Sonntag, 07. Dezember 2008, 14:53 Uhr

Heath Ledger: Niemand will die Todeswohnung in New York

Die Wohnung, in der Heath Ledger im Januar starb, wurde aus dem New Yorker Wohnungsmarkt zurückgezogen, nachdem sich kein Mieter gefunden hat, 41.000 Dollar Miete pro Monat zu zahlen. Das 400 qm Loft im Stadtteil Soho stand 10 Minate leer, wurde ab Juli aktiv vermarktet – ohne Erfolg. Unterdessen gibt es Aufregung um ein neues Buch über Heath Ledger: Die australische Autorin Janet Fife-Yeoman behauptet in „Heath: A Family’s Tale“, der „The Dark Knight“-Star hätte an einer bipolaren Störung gelitten.

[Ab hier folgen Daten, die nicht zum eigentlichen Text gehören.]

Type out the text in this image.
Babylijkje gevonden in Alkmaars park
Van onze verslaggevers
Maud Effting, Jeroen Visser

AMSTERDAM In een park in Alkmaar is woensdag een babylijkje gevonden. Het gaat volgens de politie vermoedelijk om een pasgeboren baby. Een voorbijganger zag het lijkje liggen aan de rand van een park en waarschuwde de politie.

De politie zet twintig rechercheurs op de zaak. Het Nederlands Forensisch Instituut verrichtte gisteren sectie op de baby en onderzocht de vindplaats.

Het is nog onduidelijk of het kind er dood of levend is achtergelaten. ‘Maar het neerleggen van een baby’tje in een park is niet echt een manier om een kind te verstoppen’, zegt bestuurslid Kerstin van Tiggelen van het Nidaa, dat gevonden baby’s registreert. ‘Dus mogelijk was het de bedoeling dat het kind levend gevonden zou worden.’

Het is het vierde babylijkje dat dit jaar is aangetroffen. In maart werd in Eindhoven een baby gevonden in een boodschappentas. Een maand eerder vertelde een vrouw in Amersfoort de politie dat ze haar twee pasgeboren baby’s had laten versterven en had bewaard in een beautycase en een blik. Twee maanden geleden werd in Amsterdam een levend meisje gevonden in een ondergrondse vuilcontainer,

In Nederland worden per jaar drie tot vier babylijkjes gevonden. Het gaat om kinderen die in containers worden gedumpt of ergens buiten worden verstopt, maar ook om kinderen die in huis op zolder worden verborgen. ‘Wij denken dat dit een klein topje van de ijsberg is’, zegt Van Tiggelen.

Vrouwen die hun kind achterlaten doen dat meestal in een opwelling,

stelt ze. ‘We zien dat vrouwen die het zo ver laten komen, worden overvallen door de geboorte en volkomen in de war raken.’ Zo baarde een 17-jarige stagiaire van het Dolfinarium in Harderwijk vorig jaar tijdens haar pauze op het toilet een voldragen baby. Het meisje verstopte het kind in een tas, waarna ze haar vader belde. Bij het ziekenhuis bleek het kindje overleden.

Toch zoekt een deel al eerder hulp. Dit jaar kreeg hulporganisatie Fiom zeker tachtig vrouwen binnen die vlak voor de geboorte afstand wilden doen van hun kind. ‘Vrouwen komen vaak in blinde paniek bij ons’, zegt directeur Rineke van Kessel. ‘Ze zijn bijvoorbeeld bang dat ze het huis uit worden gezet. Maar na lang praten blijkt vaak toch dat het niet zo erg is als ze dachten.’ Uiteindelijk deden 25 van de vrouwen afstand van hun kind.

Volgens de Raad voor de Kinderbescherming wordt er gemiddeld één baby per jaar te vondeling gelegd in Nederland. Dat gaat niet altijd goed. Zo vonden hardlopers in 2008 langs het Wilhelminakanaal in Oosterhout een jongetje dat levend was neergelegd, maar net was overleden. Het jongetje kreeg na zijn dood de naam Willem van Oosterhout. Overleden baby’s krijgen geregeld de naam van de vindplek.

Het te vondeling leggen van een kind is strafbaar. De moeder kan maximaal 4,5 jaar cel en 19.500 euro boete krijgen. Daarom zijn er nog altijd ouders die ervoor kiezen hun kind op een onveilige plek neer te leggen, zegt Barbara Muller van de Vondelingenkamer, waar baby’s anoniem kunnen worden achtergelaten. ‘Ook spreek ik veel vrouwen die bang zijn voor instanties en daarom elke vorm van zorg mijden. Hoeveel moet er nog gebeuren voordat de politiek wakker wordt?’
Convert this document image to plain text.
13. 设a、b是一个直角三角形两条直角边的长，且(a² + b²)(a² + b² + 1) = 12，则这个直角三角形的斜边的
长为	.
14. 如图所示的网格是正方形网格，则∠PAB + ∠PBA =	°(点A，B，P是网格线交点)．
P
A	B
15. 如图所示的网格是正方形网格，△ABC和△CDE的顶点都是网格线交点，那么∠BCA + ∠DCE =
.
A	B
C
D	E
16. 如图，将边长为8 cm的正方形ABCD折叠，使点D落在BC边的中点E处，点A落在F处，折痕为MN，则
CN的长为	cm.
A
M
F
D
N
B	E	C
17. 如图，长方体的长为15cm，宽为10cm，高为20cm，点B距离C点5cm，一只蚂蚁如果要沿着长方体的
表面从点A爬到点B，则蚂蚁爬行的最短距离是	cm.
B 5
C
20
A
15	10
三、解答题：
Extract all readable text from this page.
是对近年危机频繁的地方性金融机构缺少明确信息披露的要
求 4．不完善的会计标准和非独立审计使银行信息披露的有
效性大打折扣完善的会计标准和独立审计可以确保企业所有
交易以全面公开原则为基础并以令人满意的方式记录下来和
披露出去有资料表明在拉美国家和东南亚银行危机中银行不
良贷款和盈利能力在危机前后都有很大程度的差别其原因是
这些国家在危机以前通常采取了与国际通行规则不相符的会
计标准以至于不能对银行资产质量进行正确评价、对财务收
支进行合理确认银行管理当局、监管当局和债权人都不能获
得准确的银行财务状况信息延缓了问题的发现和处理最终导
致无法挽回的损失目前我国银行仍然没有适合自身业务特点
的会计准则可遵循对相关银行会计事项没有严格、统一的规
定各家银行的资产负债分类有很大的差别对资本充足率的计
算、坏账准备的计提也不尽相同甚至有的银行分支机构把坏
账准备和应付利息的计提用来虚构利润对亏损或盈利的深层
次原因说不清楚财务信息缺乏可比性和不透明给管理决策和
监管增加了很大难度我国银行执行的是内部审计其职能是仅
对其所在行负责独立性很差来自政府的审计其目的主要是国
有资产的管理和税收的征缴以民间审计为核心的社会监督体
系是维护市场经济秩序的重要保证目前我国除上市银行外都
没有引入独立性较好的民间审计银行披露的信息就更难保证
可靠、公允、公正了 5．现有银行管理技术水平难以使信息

Ledgers Familie weist diese Behauptung als unwahr zurück. „Das Buch enthält Ungenauigkeiten, falsche Behauptungen und inkorrekte Aussagen über Heath, die von einem entfremdeten Familienmitglied und von Menschen kommen, die wenig mit ihm zu tun gehabt haben“, zitieren australische Medien aus einem Statement der Ledger-Familie. Sein Onkel Haydn Ledger, von dem sie diese Information bezog, behauptete, sein Neffe habe an einer bipolaren Störung gelitten. Heath Ledgers Vater Kim und dessen Bruder Haydn gelten seit dem Tod des Schauspielers als zerstritten, da Haydn immer wieder mit Journalisten über den Star gesprochen hat.